Altered Neocortical Gene Expression, Brain Overgrowth and Functional Over-Connectivity in Chd8 Haploinsufficient Mice.
Suetterlin P., Hurley S., Mohan C., Riegman KLH., Pagani M., Caruso A., Ellegood J., Galbusera A., Crespo-Enriquez I., Michetti C., Yee Y., Ellingford R., Brock O., Delogu A., Francis-West P., Lerch JP., Scattoni ML., Gozzi A., Fernandes C., Basson MA.

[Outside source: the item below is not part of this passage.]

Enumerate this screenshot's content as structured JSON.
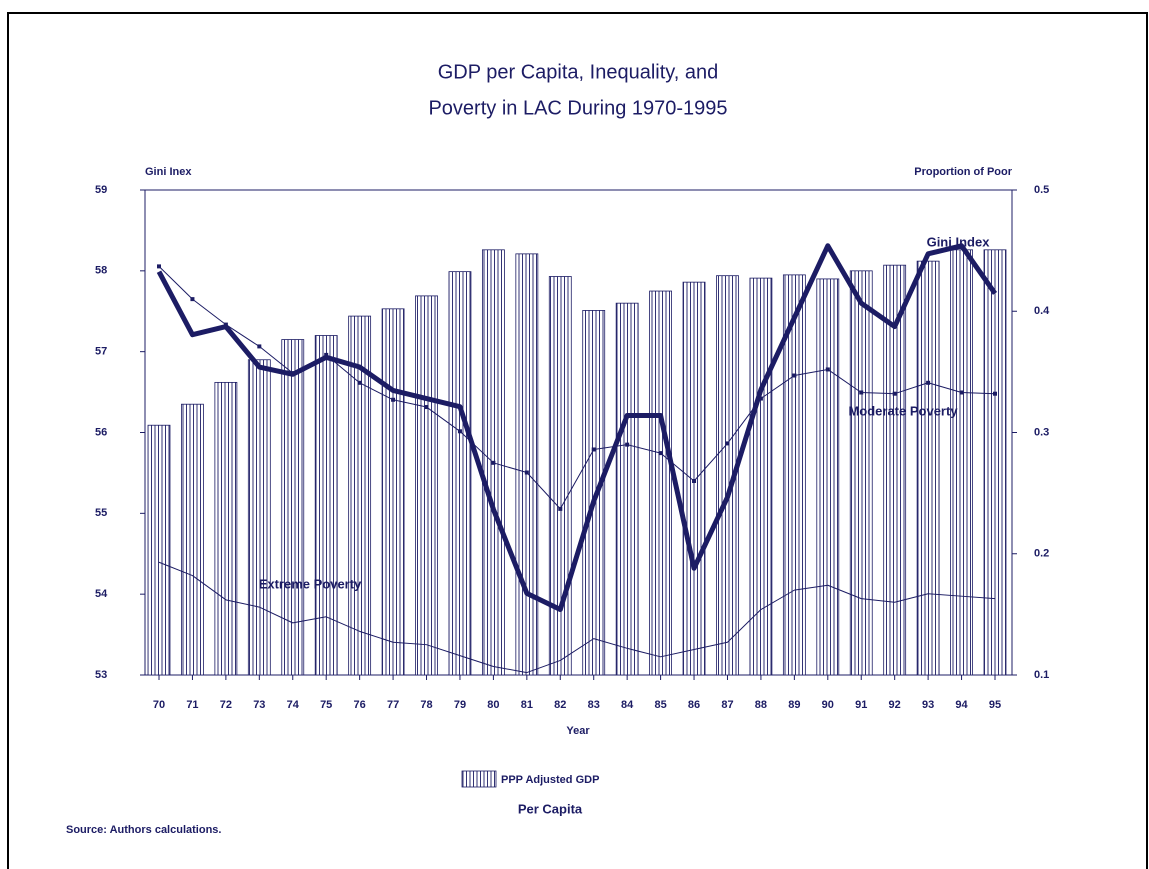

Truncating CHD8 mutations are amongst the highest confidence risk factors for autism spectrum disorder (ASD) identified to date. Here, we report that Chd8 heterozygous mice display increased brain size, motor delay, hypertelorism, pronounced hypoactivity, and anomalous responses to social stimuli. Whereas gene expression in the neocortex is only mildly affected at midgestation, over 600 genes are differentially expressed in the early postnatal neocortex. Genes involved in cell adhesion and axon guidance are particularly prominent amongst the downregulated transcripts. Resting-state functional MRI identified increased synchronized activity in cortico-hippocampal and auditory-parietal networks in Chd8 heterozygous mutant mice, implicating altered connectivity as a potential mechanism underlying the behavioral phenotypes. Together, these data suggest that altered brain growth and diminished expression of important neurodevelopmental genes that regulate long-range brain wiring are followed by distinctive anomalies in functional brain connectivity in Chd8+/- mice. Human imaging studies have reported altered functional connectivity in ASD patients, with long-range under-connectivity seemingly more frequent. Our data suggest that CHD8 haploinsufficiency represents a specific subtype of ASD where neuropsychiatric symptoms are underpinned by long-range over-connectivity.